In case you are a programmer talented with OSX please consider to
get in touch with us and contribute to make this software better
on the Apple platform, there isn't much work to do anyway.
++ Windlows users:
No-one of us feels to compile FreeJ on the M$ platform, but there
is a quick and easy way to try this software using the dyne:bolic
liveCD even without installing anything, just boot it, see:
http://dynebolic.org
++ Game console users:
Experimental builds of FreeJ have succeeded to work on consoles
as GP2X and NintendoDS. It should be also possible to make FreeJ
run on other embedded devices and we are very interested in doing
so, please contact us if you are as well :)
:: TEAM
Denis "Jaromil" Roio - FreeJ author and mantainer
Silvano "Kysucix" Galliani - Scriptability, encoding and layers
Christoph "Mr.Goil" Rudorff - Scriptability and several controllers
Luca "Shammash" Bigliardi - Debian packaging and core development
Andrea "Xant" Guzzo - OSX porting and core development
parts of included code are written by Andreas Schiffler (sdl_gfx),
Jan Gerber (theorautils), Dave Griffiths (audio bus), Nemosoft
(ccvt), Charles Yates (yuv2rgb), Steve Harris (liblo), Sam Lantinga
(sdl_*), Jean-Christophe Hoelt (goom), L. Donnie Smith (cwiid),
Olivier Debon (flash).
documentation, testing and user case studies have bee contributed by:
Anne-Marie Skriver, Marloes de Valk, Piotr Sobolewski
refer to the AUTHORS file for a full list of contributions
:: DISCUSSION
A mailinglist for further discussion about FreeJ is running on
http://lists.dyne.org
For chat we hang around the channel #dyne on irc.dyne.org - access is
free via SSL on port 9999, connection IP is kept anonymous for your
own privacy.
:: DEVELOPMENT
To follow development activity, visit our new distributed versioning
system on http://git.dyne.org
To test new branches and latest code, use git:
# git clone git://dyne.org/freej.git
then generate the build environment running ./autogen.sh - note that
automake and aclocal at exactly 1.9 version are required for it.

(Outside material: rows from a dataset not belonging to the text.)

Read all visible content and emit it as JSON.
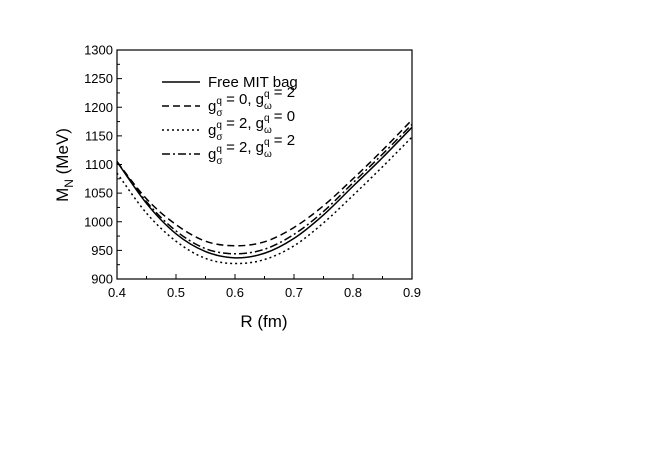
{
  "chart_data": {
    "type": "line",
    "xlabel": "R (fm)",
    "ylabel": {
      "base": "M",
      "sub": "N",
      "rest": " (MeV)"
    },
    "xlim": [
      0.4,
      0.9
    ],
    "ylim": [
      900,
      1300
    ],
    "x_ticks": [
      "0.4",
      "0.5",
      "0.6",
      "0.7",
      "0.8",
      "0.9"
    ],
    "y_ticks": [
      "900",
      "950",
      "1000",
      "1050",
      "1100",
      "1150",
      "1200",
      "1250",
      "1300"
    ],
    "grid": false,
    "legend_position": "top-center",
    "x": [
      0.4,
      0.45,
      0.5,
      0.55,
      0.6,
      0.65,
      0.7,
      0.75,
      0.8,
      0.85,
      0.9
    ],
    "series": [
      {
        "name": "Free MIT bag",
        "style": "solid",
        "legend_parts": [
          {
            "t": "Free MIT bag"
          }
        ],
        "values": [
          1105,
          1032,
          979,
          948,
          937,
          945,
          971,
          1012,
          1062,
          1112,
          1165
        ]
      },
      {
        "name": "g_σ^q = 0, g_ω^q = 2",
        "style": "dashed",
        "legend_parts": [
          {
            "t": "g"
          },
          {
            "sub": "σ",
            "sup": "q"
          },
          {
            "t": " = 0, g"
          },
          {
            "sub": "ω",
            "sup": "q"
          },
          {
            "t": " = 2"
          }
        ],
        "values": [
          1105,
          1040,
          995,
          966,
          958,
          965,
          990,
          1028,
          1075,
          1125,
          1178
        ]
      },
      {
        "name": "g_σ^q = 2, g_ω^q = 0",
        "style": "dotted",
        "legend_parts": [
          {
            "t": "g"
          },
          {
            "sub": "σ",
            "sup": "q"
          },
          {
            "t": " = 2, g"
          },
          {
            "sub": "ω",
            "sup": "q"
          },
          {
            "t": " = 0"
          }
        ],
        "values": [
          1085,
          1015,
          966,
          936,
          927,
          934,
          958,
          998,
          1046,
          1096,
          1148
        ]
      },
      {
        "name": "g_σ^q = 2, g_ω^q = 2",
        "style": "dashdot",
        "legend_parts": [
          {
            "t": "g"
          },
          {
            "sub": "σ",
            "sup": "q"
          },
          {
            "t": " = 2, g"
          },
          {
            "sub": "ω",
            "sup": "q"
          },
          {
            "t": " = 2"
          }
        ],
        "values": [
          1105,
          1035,
          984,
          953,
          944,
          952,
          978,
          1018,
          1068,
          1118,
          1170
        ]
      }
    ]
  }
}
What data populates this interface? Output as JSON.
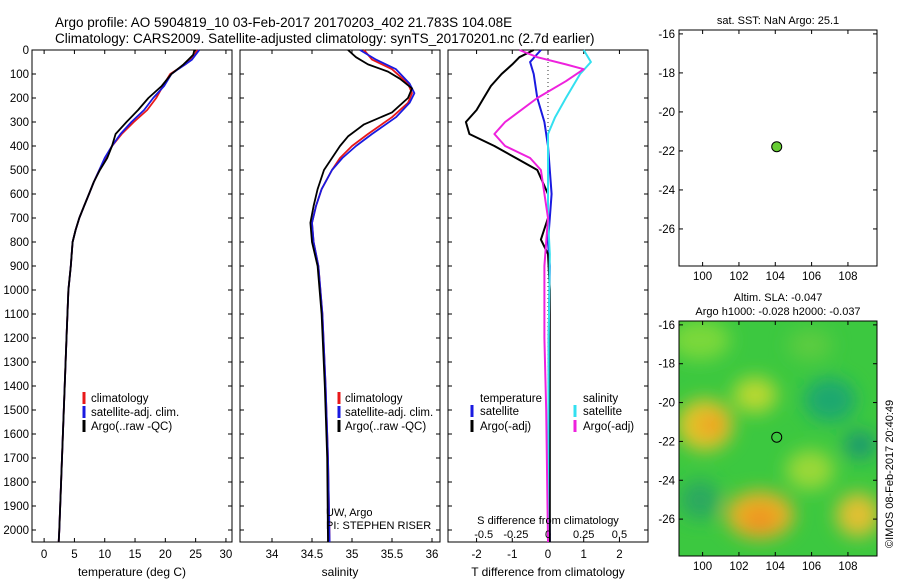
{
  "title": {
    "line1": "Argo profile: AO 5904819_10 03-Feb-2017 20170203_402 21.783S 104.08E",
    "line2": "Climatology: CARS2009. Satellite-adjusted climatology: synTS_20170201.nc (2.7d earlier)"
  },
  "colors": {
    "climatology": "#e8181a",
    "satellite": "#1a1ae0",
    "argo": "#000000",
    "salinity_sat": "#33e0f0",
    "salinity_argo": "#ee22dd",
    "dot": "#66cc33"
  },
  "depth_axis": {
    "ylim": [
      0,
      2050
    ],
    "ticks": [
      0,
      100,
      200,
      300,
      400,
      500,
      600,
      700,
      800,
      900,
      1000,
      1100,
      1200,
      1300,
      1400,
      1500,
      1600,
      1700,
      1800,
      1900,
      2000
    ]
  },
  "chart_data": [
    {
      "type": "line",
      "panel": "temperature",
      "xlabel": "temperature (deg C)",
      "xlim": [
        -2,
        31
      ],
      "xticks": [
        0,
        5,
        10,
        15,
        20,
        25,
        30
      ],
      "ylim": [
        0,
        2050
      ],
      "legend": [
        "climatology",
        "satellite-adj. clim.",
        "Argo(..raw -QC)"
      ],
      "series": [
        {
          "name": "climatology",
          "color": "#e8181a",
          "points": [
            [
              25.3,
              0
            ],
            [
              24.8,
              20
            ],
            [
              24.2,
              40
            ],
            [
              23.3,
              60
            ],
            [
              22,
              80
            ],
            [
              20.8,
              100
            ],
            [
              19.6,
              150
            ],
            [
              18.5,
              200
            ],
            [
              17,
              250
            ],
            [
              14.8,
              300
            ],
            [
              12.8,
              350
            ],
            [
              11.2,
              400
            ],
            [
              10.1,
              450
            ],
            [
              9.1,
              500
            ],
            [
              8.2,
              550
            ],
            [
              7.4,
              600
            ],
            [
              6.6,
              650
            ],
            [
              5.8,
              700
            ],
            [
              5.2,
              750
            ],
            [
              4.7,
              800
            ],
            [
              4.4,
              900
            ],
            [
              4.0,
              1000
            ],
            [
              3.7,
              1200
            ],
            [
              3.4,
              1400
            ],
            [
              3.1,
              1600
            ],
            [
              2.8,
              1800
            ],
            [
              2.5,
              2000
            ],
            [
              2.4,
              2050
            ]
          ]
        },
        {
          "name": "satellite-adj. clim.",
          "color": "#1a1ae0",
          "points": [
            [
              25.6,
              0
            ],
            [
              25,
              20
            ],
            [
              24.4,
              40
            ],
            [
              23.3,
              60
            ],
            [
              22.1,
              80
            ],
            [
              21,
              100
            ],
            [
              19.8,
              150
            ],
            [
              18,
              200
            ],
            [
              16.5,
              250
            ],
            [
              14.4,
              300
            ],
            [
              12.6,
              350
            ],
            [
              11.2,
              400
            ],
            [
              10,
              450
            ],
            [
              9.1,
              500
            ],
            [
              8.2,
              550
            ],
            [
              7.4,
              600
            ],
            [
              6.6,
              650
            ],
            [
              5.8,
              700
            ],
            [
              5.2,
              750
            ],
            [
              4.7,
              800
            ],
            [
              4.4,
              900
            ],
            [
              4.0,
              1000
            ],
            [
              3.7,
              1200
            ],
            [
              3.4,
              1400
            ],
            [
              3.1,
              1600
            ],
            [
              2.8,
              1800
            ],
            [
              2.5,
              2000
            ],
            [
              2.4,
              2050
            ]
          ]
        },
        {
          "name": "Argo(..raw -QC)",
          "color": "#000000",
          "points": [
            [
              24.8,
              0
            ],
            [
              24.6,
              20
            ],
            [
              23.8,
              40
            ],
            [
              23,
              60
            ],
            [
              22,
              80
            ],
            [
              21,
              100
            ],
            [
              19.4,
              150
            ],
            [
              17.2,
              200
            ],
            [
              15.5,
              250
            ],
            [
              13.6,
              300
            ],
            [
              11.8,
              350
            ],
            [
              11.2,
              400
            ],
            [
              10.4,
              450
            ],
            [
              9.2,
              500
            ],
            [
              8.2,
              550
            ],
            [
              7.4,
              600
            ],
            [
              6.6,
              650
            ],
            [
              5.8,
              700
            ],
            [
              5.2,
              750
            ],
            [
              4.7,
              800
            ],
            [
              4.4,
              900
            ],
            [
              4.0,
              1000
            ],
            [
              3.7,
              1200
            ],
            [
              3.4,
              1400
            ],
            [
              3.1,
              1600
            ],
            [
              2.8,
              1800
            ],
            [
              2.5,
              2000
            ],
            [
              2.4,
              2050
            ]
          ]
        }
      ]
    },
    {
      "type": "line",
      "panel": "salinity",
      "xlabel": "salinity",
      "xlim": [
        33.6,
        36.1
      ],
      "xticks": [
        34,
        34.5,
        35,
        35.5,
        36
      ],
      "ylim": [
        0,
        2050
      ],
      "legend": [
        "climatology",
        "satellite-adj. clim.",
        "Argo(..raw -QC)"
      ],
      "annotations": [
        "UW, Argo",
        "PI: STEPHEN RISER"
      ],
      "series": [
        {
          "name": "climatology",
          "color": "#e8181a",
          "points": [
            [
              35.15,
              0
            ],
            [
              35.25,
              40
            ],
            [
              35.5,
              80
            ],
            [
              35.7,
              140
            ],
            [
              35.75,
              180
            ],
            [
              35.7,
              220
            ],
            [
              35.5,
              280
            ],
            [
              35.2,
              350
            ],
            [
              35.0,
              400
            ],
            [
              34.85,
              450
            ],
            [
              34.75,
              500
            ],
            [
              34.62,
              580
            ],
            [
              34.55,
              650
            ],
            [
              34.5,
              720
            ],
            [
              34.52,
              800
            ],
            [
              34.58,
              900
            ],
            [
              34.63,
              1100
            ],
            [
              34.67,
              1400
            ],
            [
              34.7,
              1700
            ],
            [
              34.72,
              2050
            ]
          ]
        },
        {
          "name": "satellite-adj. clim.",
          "color": "#1a1ae0",
          "points": [
            [
              35.1,
              0
            ],
            [
              35.3,
              40
            ],
            [
              35.55,
              80
            ],
            [
              35.72,
              140
            ],
            [
              35.78,
              180
            ],
            [
              35.72,
              220
            ],
            [
              35.55,
              280
            ],
            [
              35.25,
              350
            ],
            [
              35.05,
              400
            ],
            [
              34.88,
              450
            ],
            [
              34.75,
              500
            ],
            [
              34.62,
              580
            ],
            [
              34.55,
              650
            ],
            [
              34.5,
              720
            ],
            [
              34.52,
              800
            ],
            [
              34.58,
              900
            ],
            [
              34.63,
              1100
            ],
            [
              34.67,
              1400
            ],
            [
              34.7,
              1700
            ],
            [
              34.72,
              2050
            ]
          ]
        },
        {
          "name": "Argo(..raw -QC)",
          "color": "#000000",
          "points": [
            [
              34.95,
              0
            ],
            [
              35.05,
              30
            ],
            [
              35.2,
              60
            ],
            [
              35.45,
              90
            ],
            [
              35.6,
              120
            ],
            [
              35.75,
              160
            ],
            [
              35.7,
              200
            ],
            [
              35.5,
              260
            ],
            [
              35.15,
              310
            ],
            [
              34.95,
              360
            ],
            [
              34.85,
              400
            ],
            [
              34.75,
              450
            ],
            [
              34.65,
              500
            ],
            [
              34.57,
              580
            ],
            [
              34.52,
              650
            ],
            [
              34.48,
              720
            ],
            [
              34.5,
              800
            ],
            [
              34.57,
              900
            ],
            [
              34.62,
              1100
            ],
            [
              34.66,
              1400
            ],
            [
              34.69,
              1700
            ],
            [
              34.7,
              2050
            ]
          ]
        }
      ]
    },
    {
      "type": "line",
      "panel": "differences",
      "xlabel": "T difference from climatology",
      "xlim": [
        -2.8,
        2.8
      ],
      "xticks": [
        -2,
        -1,
        0,
        1,
        2
      ],
      "top_xlabel": "S difference from climatology",
      "top_xticks": [
        "-0.5",
        "-0.25",
        "0",
        "0.25",
        "0.5"
      ],
      "ylim": [
        0,
        2050
      ],
      "legend_temperature": [
        "temperature",
        "satellite",
        "Argo(-adj)"
      ],
      "legend_salinity": [
        "salinity",
        "satellite",
        "Argo(-adj)"
      ],
      "series": [
        {
          "name": "satellite",
          "color": "#1a1ae0",
          "points": [
            [
              -0.2,
              0
            ],
            [
              -0.5,
              50
            ],
            [
              -0.4,
              100
            ],
            [
              -0.3,
              200
            ],
            [
              -0.1,
              300
            ],
            [
              0,
              400
            ],
            [
              0.05,
              500
            ],
            [
              0.1,
              600
            ],
            [
              0.05,
              700
            ],
            [
              0,
              800
            ],
            [
              0.05,
              900
            ],
            [
              0.02,
              1200
            ],
            [
              0.02,
              1600
            ],
            [
              0.05,
              2050
            ]
          ]
        },
        {
          "name": "Argo(-adj)",
          "color": "#000000",
          "points": [
            [
              -0.4,
              0
            ],
            [
              -0.8,
              30
            ],
            [
              -1.0,
              60
            ],
            [
              -1.3,
              100
            ],
            [
              -1.6,
              150
            ],
            [
              -1.8,
              200
            ],
            [
              -2.0,
              250
            ],
            [
              -2.3,
              300
            ],
            [
              -2.2,
              350
            ],
            [
              -1.5,
              400
            ],
            [
              -0.9,
              450
            ],
            [
              -0.3,
              500
            ],
            [
              0,
              600
            ],
            [
              0,
              700
            ],
            [
              -0.2,
              790
            ],
            [
              0,
              850
            ],
            [
              0.05,
              1000
            ],
            [
              0.05,
              1500
            ],
            [
              0.05,
              2050
            ]
          ]
        },
        {
          "name": "salinity satellite",
          "color": "#33e0f0",
          "points": [
            [
              1.0,
              0
            ],
            [
              1.2,
              50
            ],
            [
              0.9,
              100
            ],
            [
              0.5,
              200
            ],
            [
              0.2,
              280
            ],
            [
              0,
              350
            ],
            [
              0,
              500
            ],
            [
              0,
              700
            ],
            [
              0.05,
              850
            ],
            [
              0.02,
              1200
            ],
            [
              0,
              2050
            ]
          ]
        },
        {
          "name": "salinity Argo(-adj)",
          "color": "#ee22dd",
          "points": [
            [
              -0.8,
              0
            ],
            [
              -0.3,
              30
            ],
            [
              0.5,
              60
            ],
            [
              1.0,
              80
            ],
            [
              0.5,
              130
            ],
            [
              -0.3,
              200
            ],
            [
              -1.2,
              300
            ],
            [
              -1.5,
              350
            ],
            [
              -1.2,
              400
            ],
            [
              -0.5,
              450
            ],
            [
              -0.2,
              500
            ],
            [
              0,
              700
            ],
            [
              -0.1,
              900
            ],
            [
              -0.1,
              1200
            ],
            [
              -0.05,
              1500
            ],
            [
              0,
              2050
            ]
          ]
        }
      ]
    },
    {
      "type": "scatter",
      "panel": "sst-map",
      "title": "sat. SST: NaN Argo: 25.1",
      "xlim": [
        98.7,
        109.6
      ],
      "ylim": [
        -27.9,
        -15.8
      ],
      "xticks": [
        100,
        102,
        104,
        106,
        108
      ],
      "yticks": [
        -16,
        -18,
        -20,
        -22,
        -24,
        -26
      ],
      "points": [
        [
          104.08,
          -21.783
        ]
      ]
    },
    {
      "type": "heatmap",
      "panel": "sla-map",
      "title_line1": "Altim. SLA: -0.047",
      "title_line2": "Argo h1000: -0.028 h2000: -0.037",
      "xlim": [
        98.7,
        109.6
      ],
      "ylim": [
        -27.9,
        -15.8
      ],
      "xticks": [
        100,
        102,
        104,
        106,
        108
      ],
      "yticks": [
        -16,
        -18,
        -20,
        -22,
        -24,
        -26
      ],
      "points": [
        [
          104.08,
          -21.783
        ]
      ],
      "side_label": "©IMOS 08-Feb-2017 20:40:49"
    }
  ]
}
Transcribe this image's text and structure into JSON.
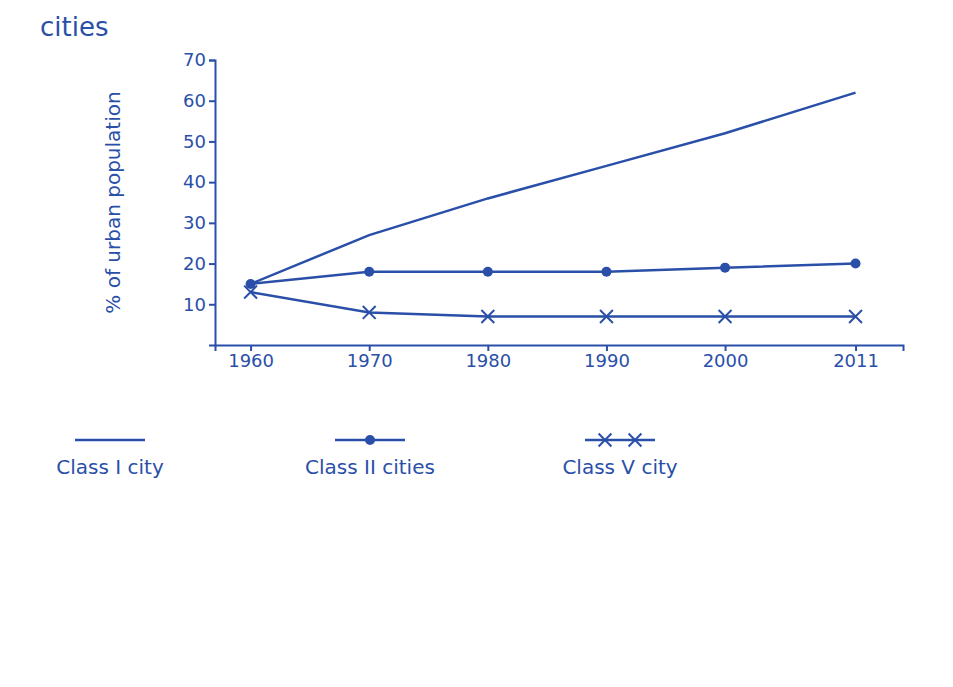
{
  "chart_data": {
    "type": "line",
    "title": "cities",
    "y_label": "% of urban population",
    "x": [
      1960,
      1970,
      1980,
      1990,
      2000,
      2011
    ],
    "xlim": [
      1957,
      2015
    ],
    "xticks": [
      1960,
      1970,
      1980,
      1990,
      2000,
      2011
    ],
    "ylim": [
      0,
      70
    ],
    "yticks": [
      10,
      20,
      30,
      40,
      50,
      60,
      70
    ],
    "grid": false,
    "legend": "bottom",
    "series": [
      {
        "name": "Class I city",
        "color": "#2a4fa8",
        "marker": "none",
        "line_style": "solid",
        "values": [
          15,
          27,
          36,
          44,
          52,
          62
        ]
      },
      {
        "name": "Class II cities",
        "color": "#2a4fa8",
        "marker": "circle",
        "line_style": "solid",
        "values": [
          15,
          18,
          18,
          18,
          19,
          20
        ]
      },
      {
        "name": "Class V city",
        "color": "#2a4fa8",
        "marker": "x",
        "line_style": "solid",
        "values": [
          13,
          8,
          7,
          7,
          7,
          7
        ]
      }
    ]
  }
}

More detailed instructions about installation by git can be found
into the INSTALL readme file.
Please download and run the latest code from there if you want to
submit a bugreport, submit a patch or propose and test new features on
our mailinglist.
:: DISCLAIMER
FreeJ is (c) 2001 - 2009 by Denis Roio
(c) 2004 - 2005 by Silvano Galliani
(c) 2005 - 2008 by Christoph Rudorff
(c) 2008 - 2009 by Luca Bigliardi
(c) 2008 - 2009 by Pablo Martin
Statically included libraries are copyright of the respective authors.
This source code is free software; you can redistribute it and/or
modify it under the terms of the GNU Public License as published by
the Free Software Foundation; either version 3 of the License, or (at
your option) any later version.
This source code is distributed in the hope that it will be useful,
but WITHOUT ANY WARRANTY; without even the implied warranty of
MERCHANTABILITY or FITNESS FOR A PARTICULAR PURPOSE. Please refer to
the GNU Public License for more details.
You should have received a copy of the GNU Public License along with
this source code; if not, write to: Free Software Foundation, Inc.,
675 Mass Ave, Cambridge, MA 02139, USA.